Task
Given a training set of N example input-output pairs.
\((x_1, y_1), (x_2, y_2), ... (x_N, y_N)\)
where each \(y_j\) was generated by an unkown function \(y = f(x)\), discover a function \(h\) that approximates the true function \(f\).
Function \(h\): Hypothesis.
Learning is a search through space of possible hypotheses for one that performs well, even on new examples.
To measure accuracy of a hypothesis, we use a test set of examples distinct from the training set.
A hypothesis generalizes if it correctly predits the value of \(y\) for novel examples.
Sometimes \(f\) is stochastic-not strictly a function of \(x\)- which means that we have to learn a conditional probability distribution \(P(Y|x)\)
Types of Learning Problems
Classification: Type of learning problem for which the output \(y\) is one of a finite set of values (such as \(sunny\), \(cloudy\), or \(rainy\)).

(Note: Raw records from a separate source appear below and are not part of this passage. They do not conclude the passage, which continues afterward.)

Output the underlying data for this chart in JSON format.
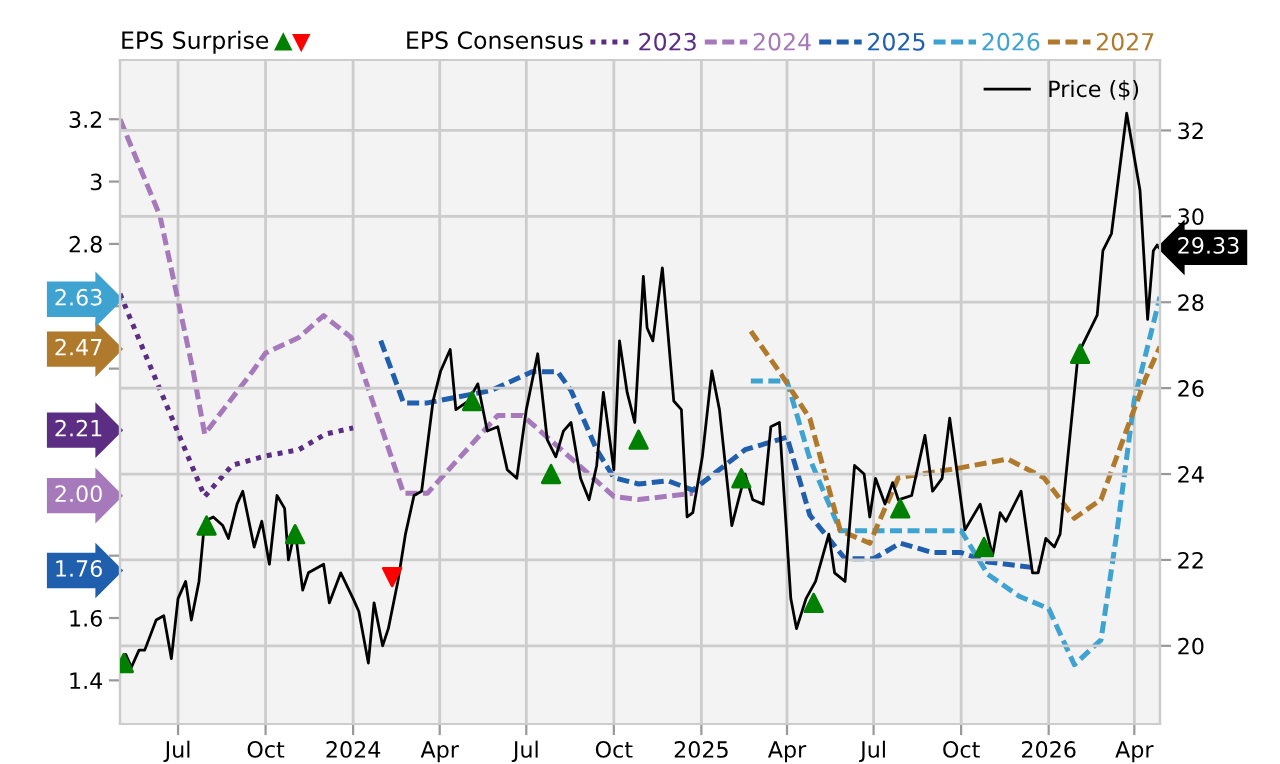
{
  "chart_data": {
    "type": "line",
    "legend_title": "EPS Consensus",
    "annotations": [
      "EPS Surprise"
    ],
    "xlim": [
      "2023-05-01",
      "2026-04-28"
    ],
    "xticks": [
      {
        "value": "2023-07-01",
        "label": "Jul"
      },
      {
        "value": "2023-10-01",
        "label": "Oct"
      },
      {
        "value": "2024-01-01",
        "label": "2024"
      },
      {
        "value": "2024-04-01",
        "label": "Apr"
      },
      {
        "value": "2024-07-01",
        "label": "Jul"
      },
      {
        "value": "2024-10-01",
        "label": "Oct"
      },
      {
        "value": "2025-01-01",
        "label": "2025"
      },
      {
        "value": "2025-04-01",
        "label": "Apr"
      },
      {
        "value": "2025-07-01",
        "label": "Jul"
      },
      {
        "value": "2025-10-01",
        "label": "Oct"
      },
      {
        "value": "2026-01-01",
        "label": "2026"
      },
      {
        "value": "2026-04-01",
        "label": "Apr"
      }
    ],
    "ylim": [
      1.26,
      3.39
    ],
    "yticks": [
      1.4,
      1.6,
      {
        "value": 1.76,
        "label": "1.76"
      },
      {
        "value": 1.8,
        "label": null
      },
      {
        "value": 2.0,
        "label": null
      },
      {
        "value": 2.0,
        "label": "2.00"
      },
      {
        "value": 2.2,
        "label": null
      },
      {
        "value": 2.21,
        "label": "2.21"
      },
      {
        "value": 2.4,
        "label": null
      },
      {
        "value": 2.47,
        "label": "2.47"
      },
      {
        "value": 2.6,
        "label": null
      },
      {
        "value": 2.63,
        "label": "2.63"
      },
      2.8,
      3,
      3.2
    ],
    "y2lim": [
      18.18,
      33.64
    ],
    "y2ticks": [
      20,
      22,
      24,
      26,
      28,
      {
        "value": 29.33,
        "label": "29.33"
      },
      30,
      32
    ],
    "grid": true,
    "legend": "top",
    "series": [
      {
        "name": "2023",
        "color": "#5b2d83",
        "line_style": "dotted",
        "x": [
          "2023-05-01",
          "2023-07-29",
          "2023-08-27",
          "2023-10-01",
          "2023-11-05",
          "2023-12-03",
          "2024-01-01"
        ],
        "values": [
          2.64,
          1.99,
          2.09,
          2.12,
          2.14,
          2.19,
          2.21
        ]
      },
      {
        "name": "2024",
        "color": "#a679bb",
        "line_style": "dashed",
        "x": [
          "2023-05-01",
          "2023-06-12",
          "2023-07-17",
          "2023-07-29",
          "2023-09-17",
          "2023-10-01",
          "2023-11-05",
          "2023-12-01",
          "2023-12-30",
          "2024-01-11",
          "2024-02-23",
          "2024-03-19",
          "2024-06-01",
          "2024-06-27",
          "2024-08-29",
          "2024-10-01",
          "2024-10-27",
          "2024-12-23"
        ],
        "values": [
          3.2,
          2.89,
          2.39,
          2.19,
          2.39,
          2.45,
          2.5,
          2.57,
          2.5,
          2.39,
          2.0,
          2.0,
          2.25,
          2.25,
          2.08,
          1.99,
          1.98,
          2.0
        ]
      },
      {
        "name": "2025",
        "color": "#1f5fae",
        "line_style": "dashed",
        "x": [
          "2024-01-30",
          "2024-02-23",
          "2024-03-19",
          "2024-05-25",
          "2024-07-07",
          "2024-08-03",
          "2024-08-17",
          "2024-09-13",
          "2024-10-01",
          "2024-10-27",
          "2024-11-27",
          "2024-12-23",
          "2025-02-16",
          "2025-04-01",
          "2025-04-25",
          "2025-06-01",
          "2025-07-01",
          "2025-07-29",
          "2025-09-01",
          "2025-10-01",
          "2025-10-29",
          "2025-12-21"
        ],
        "values": [
          2.49,
          2.29,
          2.29,
          2.33,
          2.39,
          2.39,
          2.33,
          2.14,
          2.05,
          2.03,
          2.04,
          2.01,
          2.14,
          2.18,
          1.93,
          1.79,
          1.79,
          1.84,
          1.81,
          1.81,
          1.78,
          1.76
        ]
      },
      {
        "name": "2026",
        "color": "#3fa3d1",
        "line_style": "dashed",
        "x": [
          "2025-02-22",
          "2025-04-01",
          "2025-04-25",
          "2025-05-27",
          "2025-07-01",
          "2025-08-16",
          "2025-10-01",
          "2025-10-29",
          "2025-12-01",
          "2026-01-01",
          "2026-01-28",
          "2026-02-25",
          "2026-03-13",
          "2026-04-01",
          "2026-04-28"
        ],
        "values": [
          2.36,
          2.36,
          2.11,
          1.88,
          1.88,
          1.88,
          1.88,
          1.74,
          1.67,
          1.63,
          1.45,
          1.53,
          1.86,
          2.3,
          2.63
        ]
      },
      {
        "name": "2027",
        "color": "#b07a2c",
        "line_style": "dashed",
        "x": [
          "2025-02-22",
          "2025-03-24",
          "2025-04-25",
          "2025-05-27",
          "2025-06-27",
          "2025-07-27",
          "2025-09-27",
          "2025-11-19",
          "2025-12-27",
          "2026-01-28",
          "2026-02-25",
          "2026-04-13",
          "2026-04-28"
        ],
        "values": [
          2.52,
          2.39,
          2.24,
          1.88,
          1.84,
          2.05,
          2.08,
          2.11,
          2.05,
          1.92,
          1.98,
          2.37,
          2.47
        ]
      },
      {
        "name": "Price ($)",
        "color": "#000000",
        "axis": "y2",
        "line_style": "solid",
        "x": [
          "2023-05-01",
          "2023-05-07",
          "2023-05-13",
          "2023-05-21",
          "2023-05-27",
          "2023-06-08",
          "2023-06-16",
          "2023-06-24",
          "2023-07-01",
          "2023-07-09",
          "2023-07-15",
          "2023-07-23",
          "2023-07-29",
          "2023-08-07",
          "2023-08-17",
          "2023-08-23",
          "2023-09-01",
          "2023-09-07",
          "2023-09-19",
          "2023-09-27",
          "2023-10-05",
          "2023-10-13",
          "2023-10-21",
          "2023-10-25",
          "2023-11-01",
          "2023-11-09",
          "2023-11-15",
          "2023-12-01",
          "2023-12-07",
          "2023-12-19",
          "2024-01-01",
          "2024-01-07",
          "2024-01-17",
          "2024-01-23",
          "2024-02-01",
          "2024-02-07",
          "2024-02-17",
          "2024-02-25",
          "2024-03-05",
          "2024-03-13",
          "2024-03-25",
          "2024-04-02",
          "2024-04-12",
          "2024-04-18",
          "2024-05-01",
          "2024-05-11",
          "2024-05-21",
          "2024-06-01",
          "2024-06-11",
          "2024-06-21",
          "2024-07-01",
          "2024-07-13",
          "2024-07-23",
          "2024-08-01",
          "2024-08-09",
          "2024-08-17",
          "2024-08-27",
          "2024-09-05",
          "2024-09-13",
          "2024-09-20",
          "2024-10-01",
          "2024-10-07",
          "2024-10-15",
          "2024-10-23",
          "2024-11-01",
          "2024-11-05",
          "2024-11-11",
          "2024-11-21",
          "2024-12-03",
          "2024-12-11",
          "2024-12-17",
          "2024-12-23",
          "2025-01-02",
          "2025-01-12",
          "2025-01-20",
          "2025-02-02",
          "2025-02-16",
          "2025-02-24",
          "2025-03-07",
          "2025-03-15",
          "2025-03-24",
          "2025-04-05",
          "2025-04-11",
          "2025-04-21",
          "2025-05-01",
          "2025-05-15",
          "2025-05-21",
          "2025-06-01",
          "2025-06-11",
          "2025-06-21",
          "2025-06-27",
          "2025-07-03",
          "2025-07-13",
          "2025-07-21",
          "2025-07-27",
          "2025-08-10",
          "2025-08-24",
          "2025-09-01",
          "2025-09-11",
          "2025-09-19",
          "2025-10-05",
          "2025-10-21",
          "2025-11-03",
          "2025-11-11",
          "2025-11-17",
          "2025-12-03",
          "2025-12-15",
          "2025-12-21",
          "2025-12-29",
          "2026-01-07",
          "2026-01-13",
          "2026-02-01",
          "2026-02-21",
          "2026-02-27",
          "2026-03-08",
          "2026-03-24",
          "2026-04-07",
          "2026-04-15",
          "2026-04-21",
          "2026-04-25"
        ],
        "values": [
          19.6,
          19.8,
          19.5,
          19.9,
          19.9,
          20.6,
          20.7,
          19.7,
          21.1,
          21.5,
          20.6,
          21.5,
          22.9,
          23.0,
          22.8,
          22.5,
          23.3,
          23.6,
          22.3,
          22.9,
          21.9,
          23.5,
          23.2,
          22.0,
          22.7,
          21.3,
          21.7,
          21.9,
          21.0,
          21.7,
          21.1,
          20.8,
          19.6,
          21.0,
          20.0,
          20.4,
          21.5,
          22.6,
          23.5,
          23.6,
          25.7,
          26.4,
          26.9,
          25.5,
          25.7,
          26.1,
          25.0,
          25.1,
          24.1,
          23.9,
          25.5,
          26.8,
          24.8,
          24.4,
          25.0,
          25.2,
          23.9,
          23.4,
          24.2,
          25.9,
          24.1,
          27.1,
          25.9,
          25.2,
          28.6,
          27.4,
          27.1,
          28.8,
          25.7,
          25.5,
          23.0,
          23.1,
          24.4,
          26.4,
          25.5,
          22.8,
          24.0,
          23.4,
          23.3,
          25.1,
          25.2,
          21.1,
          20.4,
          21.1,
          21.5,
          22.6,
          21.7,
          21.5,
          24.2,
          24.0,
          23.0,
          23.9,
          23.3,
          23.8,
          23.4,
          23.5,
          24.9,
          23.6,
          23.9,
          25.3,
          22.7,
          23.3,
          22.1,
          23.1,
          22.9,
          23.6,
          21.7,
          21.7,
          22.5,
          22.3,
          22.6,
          26.8,
          27.7,
          29.2,
          29.6,
          32.4,
          30.6,
          27.6,
          29.2,
          29.33
        ]
      },
      {
        "type": "scatter",
        "color": "#008000",
        "axis": "y2",
        "marker": "triangle",
        "x": [
          "2023-05-05",
          "2023-07-31",
          "2023-11-01",
          "2024-05-05",
          "2024-07-27",
          "2024-10-27",
          "2025-02-12",
          "2025-04-29",
          "2025-07-29",
          "2025-10-25",
          "2026-02-03"
        ],
        "values": [
          19.6,
          22.8,
          22.6,
          25.7,
          24.0,
          24.8,
          23.9,
          21.0,
          23.2,
          22.3,
          26.8
        ]
      },
      {
        "type": "scatter",
        "color": "#ff0000",
        "axis": "y2",
        "marker": "triangle-down",
        "x": [
          "2024-02-11"
        ],
        "values": [
          21.6
        ]
      }
    ]
  }
}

Regression: Type of learning problem for which the output \(y\) is a number (such as temperature).
Ockham’s Razor: Choose the simplest hypothesis consistent with the data.

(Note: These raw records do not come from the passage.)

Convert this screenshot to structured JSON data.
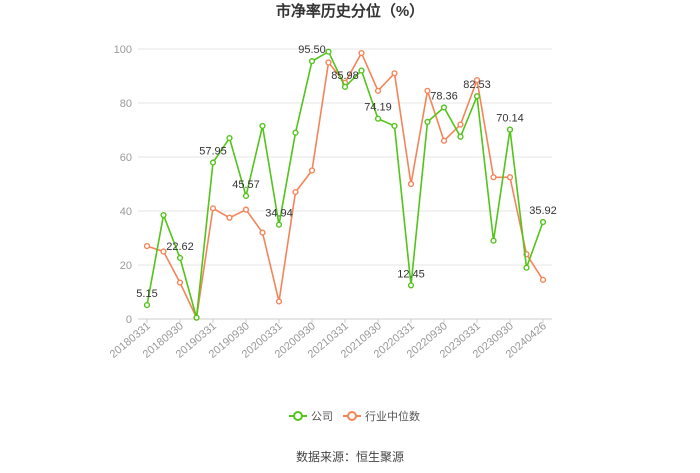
{
  "chart_data": {
    "type": "line",
    "title": "市净率历史分位（%）",
    "ylim": [
      0,
      100
    ],
    "yticks": [
      0,
      20,
      40,
      60,
      80,
      100
    ],
    "grid": true,
    "legend_position": "bottom",
    "x": [
      "20180331",
      "20180630",
      "20180930",
      "20181231",
      "20190331",
      "20190630",
      "20190930",
      "20191231",
      "20200331",
      "20200630",
      "20200930",
      "20201231",
      "20210331",
      "20210630",
      "20210930",
      "20211231",
      "20220331",
      "20220630",
      "20220930",
      "20221231",
      "20230331",
      "20230630",
      "20230930",
      "20231231",
      "20240426"
    ],
    "x_tick_labels": [
      "20180331",
      "",
      "20180930",
      "",
      "20190331",
      "",
      "20190930",
      "",
      "20200331",
      "",
      "20200930",
      "",
      "20210331",
      "",
      "20210930",
      "",
      "20220331",
      "",
      "20220930",
      "",
      "20230331",
      "",
      "20230930",
      "",
      "20240426"
    ],
    "series": [
      {
        "name": "公司",
        "color": "#52c41a",
        "values": [
          5.15,
          38.5,
          22.62,
          0.5,
          57.95,
          67.0,
          45.57,
          71.5,
          34.94,
          69.0,
          95.5,
          99.0,
          85.98,
          92.0,
          74.19,
          71.5,
          12.45,
          73.0,
          78.36,
          67.5,
          82.53,
          29.0,
          70.14,
          19.0,
          35.92
        ],
        "labels": {
          "0": "5.15",
          "2": "22.62",
          "4": "57.95",
          "6": "45.57",
          "8": "34.94",
          "10": "95.50",
          "12": "85.98",
          "14": "74.19",
          "16": "12.45",
          "18": "78.36",
          "20": "82.53",
          "22": "70.14",
          "24": "35.92"
        }
      },
      {
        "name": "行业中位数",
        "color": "#f5845a",
        "values": [
          27.0,
          25.0,
          13.5,
          0.5,
          41.0,
          37.5,
          40.5,
          32.0,
          6.5,
          47.0,
          55.0,
          95.0,
          87.5,
          98.5,
          84.5,
          91.0,
          50.0,
          84.5,
          66.0,
          72.0,
          88.5,
          52.5,
          52.5,
          24.0,
          14.5
        ]
      }
    ]
  },
  "source": "数据来源：恒生聚源"
}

“In general, there is a tradeoff between complex hypotheses that fit the training data well and simpler hypotheses that may generalize better.”
Supervised learning is done by choosing the hypothesis \(h^*\) that is most probably given the data:
\(h^*=argmax_{h\in H}\,P(h|data).\)
By Bayes: \(h^*=argmax_{h\in H}\,P(data|h)P(h).\)
\(P(h)\) is high for a degree 1/2 polynomial and low for a higher degree polynomial.